BI-FAST will provide the infrastructure to support a robust and competitive financial system while enhancing Indonesia’s regional hub for trade and investment.

This is part of Indonesia’s ongoing digital modernization initiative which is to create an end-to-end integrated environment for the payment system industry, digital banking, fintech, e-commerce, consumers, and the country’s financial-economic recovery. 

It is a testament to the government’s efforts to encourage innovation and create an enabling environment for fintech firms that seek to drive financial inclusion through technology.

Implementation in nine months

Bank Indonesia and ACI implemented BI-FAST in less than nine months, making it one of the fastest countrywide implementations on record. 

The vast undertaking will incorporate 135 banks, merchants, and payment service providers, making it one of the world’s most significant real-time payments initiatives. 

Phase one of the national initiative is already live with more than twenty banks across the country, providing participating institutions with access to a series of critical services, including: 

  • 24/7 real-time credit transfers with real-time transaction settlement at bank & customer level 
  • Unique identifiers (proxy addresses) to simplify, secure and facilitate payments 
  • Integrated real-time fraud detection 

“ACI is proud to help drive BI-FAST and Indonesia’s bold payment transformation,” said Leslie Choo, managing director – APAC, ACI Worldwide.

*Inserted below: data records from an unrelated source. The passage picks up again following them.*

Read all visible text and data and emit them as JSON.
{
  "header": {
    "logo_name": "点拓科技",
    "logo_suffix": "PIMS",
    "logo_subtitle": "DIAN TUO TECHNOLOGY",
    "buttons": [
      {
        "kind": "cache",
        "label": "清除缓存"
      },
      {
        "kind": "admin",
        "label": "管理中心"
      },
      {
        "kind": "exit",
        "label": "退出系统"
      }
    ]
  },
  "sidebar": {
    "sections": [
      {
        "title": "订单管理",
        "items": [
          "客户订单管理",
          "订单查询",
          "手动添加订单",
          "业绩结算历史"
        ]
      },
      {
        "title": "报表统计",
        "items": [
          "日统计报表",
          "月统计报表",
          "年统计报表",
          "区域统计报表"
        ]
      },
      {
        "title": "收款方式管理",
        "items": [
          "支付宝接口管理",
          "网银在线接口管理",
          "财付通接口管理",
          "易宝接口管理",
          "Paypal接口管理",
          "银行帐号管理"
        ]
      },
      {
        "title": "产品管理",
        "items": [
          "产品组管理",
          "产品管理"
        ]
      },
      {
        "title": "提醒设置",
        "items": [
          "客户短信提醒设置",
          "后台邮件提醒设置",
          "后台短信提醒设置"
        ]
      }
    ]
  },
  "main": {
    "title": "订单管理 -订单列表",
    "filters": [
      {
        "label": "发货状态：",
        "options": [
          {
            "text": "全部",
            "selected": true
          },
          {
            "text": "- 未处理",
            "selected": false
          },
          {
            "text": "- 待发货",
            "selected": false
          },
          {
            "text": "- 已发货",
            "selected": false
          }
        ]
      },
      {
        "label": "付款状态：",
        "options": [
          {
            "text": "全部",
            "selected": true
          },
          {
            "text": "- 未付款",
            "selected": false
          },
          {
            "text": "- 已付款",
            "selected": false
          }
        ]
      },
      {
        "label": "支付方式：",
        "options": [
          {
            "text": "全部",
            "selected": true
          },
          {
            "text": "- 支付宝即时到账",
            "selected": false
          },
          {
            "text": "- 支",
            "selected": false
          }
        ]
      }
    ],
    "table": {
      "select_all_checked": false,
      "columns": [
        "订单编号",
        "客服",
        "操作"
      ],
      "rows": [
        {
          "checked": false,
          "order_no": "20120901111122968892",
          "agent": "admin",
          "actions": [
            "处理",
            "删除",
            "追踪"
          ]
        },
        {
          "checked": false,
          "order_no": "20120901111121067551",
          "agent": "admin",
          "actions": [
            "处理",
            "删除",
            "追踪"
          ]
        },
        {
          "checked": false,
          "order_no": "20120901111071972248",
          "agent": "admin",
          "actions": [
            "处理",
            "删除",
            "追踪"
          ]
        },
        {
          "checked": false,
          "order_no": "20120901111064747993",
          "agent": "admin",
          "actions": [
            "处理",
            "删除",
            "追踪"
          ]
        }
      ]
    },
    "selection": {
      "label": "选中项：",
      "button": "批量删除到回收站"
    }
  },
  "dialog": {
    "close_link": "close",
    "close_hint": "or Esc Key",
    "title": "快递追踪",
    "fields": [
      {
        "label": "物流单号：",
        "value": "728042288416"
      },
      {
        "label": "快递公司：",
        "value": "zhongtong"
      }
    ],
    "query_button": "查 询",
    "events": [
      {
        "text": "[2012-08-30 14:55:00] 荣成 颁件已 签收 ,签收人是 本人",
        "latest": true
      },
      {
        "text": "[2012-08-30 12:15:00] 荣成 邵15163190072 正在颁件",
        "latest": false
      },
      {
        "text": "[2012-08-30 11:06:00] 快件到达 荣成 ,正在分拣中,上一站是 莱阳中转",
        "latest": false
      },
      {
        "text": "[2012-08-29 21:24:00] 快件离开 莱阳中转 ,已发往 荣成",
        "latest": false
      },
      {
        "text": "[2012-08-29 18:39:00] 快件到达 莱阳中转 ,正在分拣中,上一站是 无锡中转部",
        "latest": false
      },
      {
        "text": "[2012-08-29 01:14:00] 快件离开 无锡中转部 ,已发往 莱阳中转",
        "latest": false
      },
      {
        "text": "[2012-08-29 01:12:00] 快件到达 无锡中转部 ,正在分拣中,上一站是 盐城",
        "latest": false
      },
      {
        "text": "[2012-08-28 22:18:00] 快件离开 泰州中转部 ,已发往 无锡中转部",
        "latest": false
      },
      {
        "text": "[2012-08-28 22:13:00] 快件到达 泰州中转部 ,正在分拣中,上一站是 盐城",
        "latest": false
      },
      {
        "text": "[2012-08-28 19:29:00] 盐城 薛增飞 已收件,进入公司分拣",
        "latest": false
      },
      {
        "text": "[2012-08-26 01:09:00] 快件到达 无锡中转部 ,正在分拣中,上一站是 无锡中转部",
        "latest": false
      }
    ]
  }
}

 “Together, ACI and Bank Indonesia have created one of the most secure and future-proof real-time payment systems in the world, one that will help accelerate Indonesia’s digital economy and bring millions of unbanked citizens into the formal financial sector,” added Choo.

Among the initiatives of the Indonesia Payment Systems Blueprint 2025 include:

  • Reinforcing the integration of the national digital economy and finance.
  • Assuring interlink between fintech and banks
  • Striking a balance among innovation, consumers protection, integrity, and stability, as well as fair competition 
  • Safeguarding national interest on cross-border use of digital economy and finance through the obligation of domestic processing for all onshore transactions and domestic partnership for all foreign players.

As digitization, technology, and globalization are rapidly changing the way people live, many Southeast Asia countries have accelerated their digital banking adoption by making online transactions available to citizens. 

Consulting firm Roland Berger expects banks in the region to reduce the number of their branches by 18% by 2030. The reductions are forecast to happen in Brunei Darussalam, Indonesia, Malaysia, Philippines, Singapore, and Thailand.

Indonesia is the latest in a series of Southeast Asian countries to upgrade its national payments infrastructure to drive digital economies and accelerate growth.